En rentrant, Viktor s'approche du nouveau garçon à qui on a filé un planning de l’enfer pour voir s’il est vraiment motivé. Le gars se tape une semaine de 55 heures, sans compter l’heure de ménage non payée après la fermeture. Il s’en est vraiment bien sorti ce midi. Il a l’air d’avoir un super relationnel avec les clients, il fait propre sur lui, a des joues trop charnues pour être à fond dans la coke. Viktor n’exclut pas la possibilité qu’il biberonne un peu. Le problème c’est que le gars est trop habile. Il a trouvé ses repères un peu trop rapidement. Et ça, ça veut dire qu’il a fait pas mal de maisons. Donc il doit y avoir anguille sous roche. Il a aussi l’impression de l’avoir déjà vu.
« Ça va Alejandro, la maison te plaît ? Tu veux aller manger quelque chose ?
-J’ai peur que ça me coupe les jambes avant le service, y a moyen de se poser après ?
-On va essayer d’accélérer la fermeture ce soir, Goran n’est pas là, je dois faire le bar plus les caisses, mais je dirai à la cuisine de te faire un sandwich.
-Un double ?
-Haha, t’as tout compris, toi. Dis moi, ta tête me dit quelque chose, on s’est déjà vu ?
-J’ai grandi à Bastille, tout le monde m’a déjà vu.
-Bastille ? Tu connais un certain Nabil ?
-C’est mon pote d’enfance.
-Ah ba voilà ! J’ai dû te voir chez lui un soir, il habite à Montreuil maintenant, c’est ça ?
-Ouais c’est bien lui, t’es un pote de Dramane ?

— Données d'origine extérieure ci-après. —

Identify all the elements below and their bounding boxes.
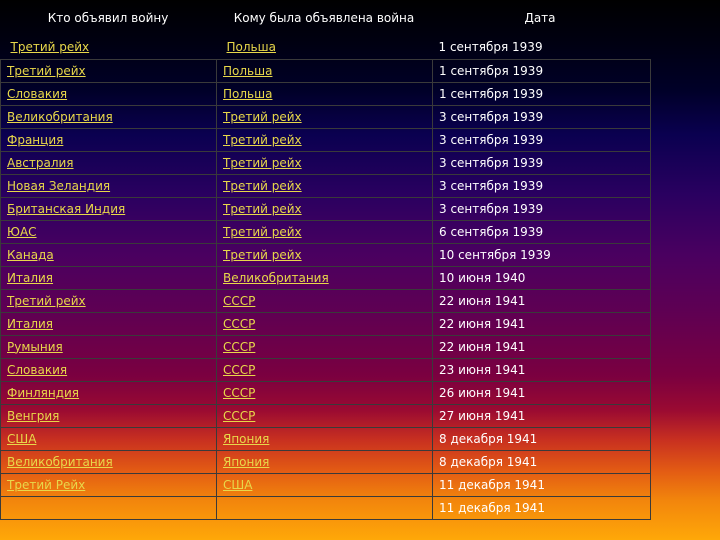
cell-date: 10 июня 1940 [432,265,651,290]
header-date: Дата [524,11,556,25]
cell-declared-by[interactable]: Третий Рейх [0,472,217,497]
cell-declared-on[interactable]: Третий рейх [216,196,433,221]
cell-declared-on[interactable]: Япония [216,426,433,451]
cell-declared-on[interactable]: Третий рейх [216,104,433,129]
cell-declared-on[interactable]: СССР [216,311,433,336]
table-row: Словакия Польша 1 сентября 1939 [0,81,651,106]
cell-date: 3 сентября 1939 [432,150,651,175]
cell-declared-on[interactable]: СССР [216,334,433,359]
cell-declared-by[interactable]: Словакия [0,81,217,106]
table-row: Италия СССР 22 июня 1941 [0,311,651,336]
cell-declared-by[interactable]: Словакия [0,357,217,382]
cell-declared-by[interactable]: Канада [0,242,217,267]
cell-declared-by[interactable]: Третий рейх [0,288,217,313]
cell-date: 10 сентября 1939 [432,242,651,267]
table-row: Третий Рейх США 11 декабря 1941 [0,472,651,497]
cell-declared-on[interactable]: Япония [216,449,433,474]
table-row: Третий рейх Польша 1 сентября 1939 [0,58,651,83]
table-row: Финляндия СССР 26 июня 1941 [0,380,651,405]
cell-declared-on[interactable]: СССР [216,288,433,313]
cell-declared-by[interactable]: Румыния [0,334,217,359]
cell-declared-by[interactable] [0,495,217,520]
cell-date: 3 сентября 1939 [432,173,651,198]
table-row: Италия Великобритания 10 июня 1940 [0,265,651,290]
cell-declared-by[interactable]: Италия [0,265,217,290]
cell-declared-by[interactable]: США [0,426,217,451]
table-row: ЮАС Третий рейх 6 сентября 1939 [0,219,651,244]
header-declared-on: Кому была объявлена война [233,11,415,25]
table-row: Румыния СССР 22 июня 1941 [0,334,651,359]
cell-date: 1 сентября 1939 [432,58,651,83]
cell-date: 1 сентября 1939 [432,81,651,106]
table-row: Франция Третий рейх 3 сентября 1939 [0,127,651,152]
table-body: Третий рейх Польша 1 сентября 1939 Третий р… [0,36,651,520]
cell-declared-on[interactable]: Третий рейх [216,219,433,244]
table-row: Канада Третий рейх 10 сентября 1939 [0,242,651,267]
cell-declared-by[interactable]: Италия [0,311,217,336]
cell-declared-by[interactable]: Австралия [0,150,217,175]
cell-declared-on[interactable]: Польша [217,36,433,59]
cell-declared-on[interactable]: СССР [216,380,433,405]
cell-declared-on[interactable]: СССР [216,357,433,382]
cell-declared-on[interactable]: СССР [216,403,433,428]
table-row: Третий рейх Польша 1 сентября 1939 [1,36,651,59]
cell-declared-on[interactable]: Польша [216,81,433,106]
table-row: Венгрия СССР 27 июня 1941 [0,403,651,428]
cell-declared-on[interactable] [216,495,433,520]
cell-declared-by[interactable]: Франция [0,127,217,152]
cell-date: 22 июня 1941 [432,311,651,336]
cell-declared-on[interactable]: Третий рейх [216,127,433,152]
cell-declared-by[interactable]: Третий рейх [1,36,217,59]
cell-declared-by[interactable]: ЮАС [0,219,217,244]
cell-date: 8 декабря 1941 [432,449,651,474]
table-row: Великобритания Третий рейх 3 сентября 1939 [0,104,651,129]
header-declared-by: Кто объявил войну [47,11,169,25]
slide: Кто объявил войну Кому была объявлена во… [0,0,720,540]
cell-declared-by[interactable]: Финляндия [0,380,217,405]
table-row: Великобритания Япония 8 декабря 1941 [0,449,651,474]
cell-declared-by[interactable]: Великобритания [0,104,217,129]
cell-date: 22 июня 1941 [432,334,651,359]
table-row: 11 декабря 1941 [0,495,651,520]
cell-date: 27 июня 1941 [432,403,651,428]
cell-declared-on[interactable]: Польша [216,58,433,83]
cell-date: 3 сентября 1939 [432,104,651,129]
cell-declared-by[interactable]: Британская Индия [0,196,217,221]
table-row: Британская Индия Третий рейх 3 сентября 19… [0,196,651,221]
table-row: США Япония 8 декабря 1941 [0,426,651,451]
cell-declared-on[interactable]: Великобритания [216,265,433,290]
cell-date: 6 сентября 1939 [432,219,651,244]
cell-declared-by[interactable]: Венгрия [0,403,217,428]
cell-declared-by[interactable]: Великобритания [0,449,217,474]
cell-date: 1 сентября 1939 [438,40,543,55]
cell-date: 26 июня 1941 [432,380,651,405]
table-row: Новая Зеландия Третий рейх 3 сентября 1939 [0,173,651,198]
cell-declared-on[interactable]: Третий рейх [216,242,433,267]
cell-declared-on[interactable]: США [216,472,433,497]
cell-date: 3 сентября 1939 [432,127,651,152]
table-row: Австралия Третий рейх 3 сентября 1939 [0,150,651,175]
cell-declared-on[interactable]: Третий рейх [216,150,433,175]
table-row: Словакия СССР 23 июня 1941 [0,357,651,382]
war-declarations-table: Третий рейх Польша 1 сентября 1939 Третий р… [0,36,651,520]
cell-declared-by[interactable]: Новая Зеландия [0,173,217,198]
table-row: Третий рейх СССР 22 июня 1941 [0,288,651,313]
cell-date: 22 июня 1941 [432,288,651,313]
cell-date: 3 сентября 1939 [432,196,651,221]
cell-declared-on[interactable]: Третий рейх [216,173,433,198]
cell-date: 11 декабря 1941 [432,472,651,497]
cell-date: 11 декабря 1941 [432,495,651,520]
cell-declared-by[interactable]: Третий рейх [0,58,217,83]
cell-date: 23 июня 1941 [432,357,651,382]
cell-date: 8 декабря 1941 [432,426,651,451]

-Mais oui ! Dramane c’est la famille…et bien ça fait plaisir tout ça. On tchatchera après le service. Si t’as un problème viens me voir, je te mets en terrasse ce soir, on risque de bien se faire cartonner. T’essaies de vendre le Haddock s’il te plait, il en reste six il me semble.
-C’est fait avec quoi le Haddock déjà ?
-Avec de l’Aiglefin. »
Viktor se fait 3500€ net de paie, plus les primes. Avec les petits extras il monte facilement au double. Il paie le loyer du F4 de sa mère où il habite toujours et est en train de terminer la construction de cette villa dans la banlieue chic de Bamako. Il y va d’ailleurs le mois prochain pour vérifier les finitions.
Viktor aime la sape et prend soin d’étoffer sa garde robe. Jamais deux fois dans la semaine le même costume. Il aime arriver en Weston le samedi, la veille de son repos. Le reste il le banque. Il le banque par peur de manquer. Il doit avoir au moins 8 plaques sur son compte. A raison de 20000 euros par an, dans trois ans il emprunte pour ouvrir son affaire. Et là, personne ne pourra lui faire à l’envers. Personne ne pourra le voler. Il surveillera tout, contrôlera tout.
« Tout dans le contrôle » comme l’appellent ses potes de la cité.
Les soirs d’été, quand ils sont restés tard dans le hall et qu’ils entendent au loin le bruit du Burgman 400, ils savent qu’ils vont pouvoir se délecter des histoires de brasseries de Birahima. Certains lui donnent du « monsieur Viktor », d’autre l’appellent Président. Lui, il sourit. Il les regarde avec tendresse, en se disant qu’aucun d’eux ne sait ce qu’est une tranche de Haddock…et encore moins que c’est fait avec de l’aiglefin.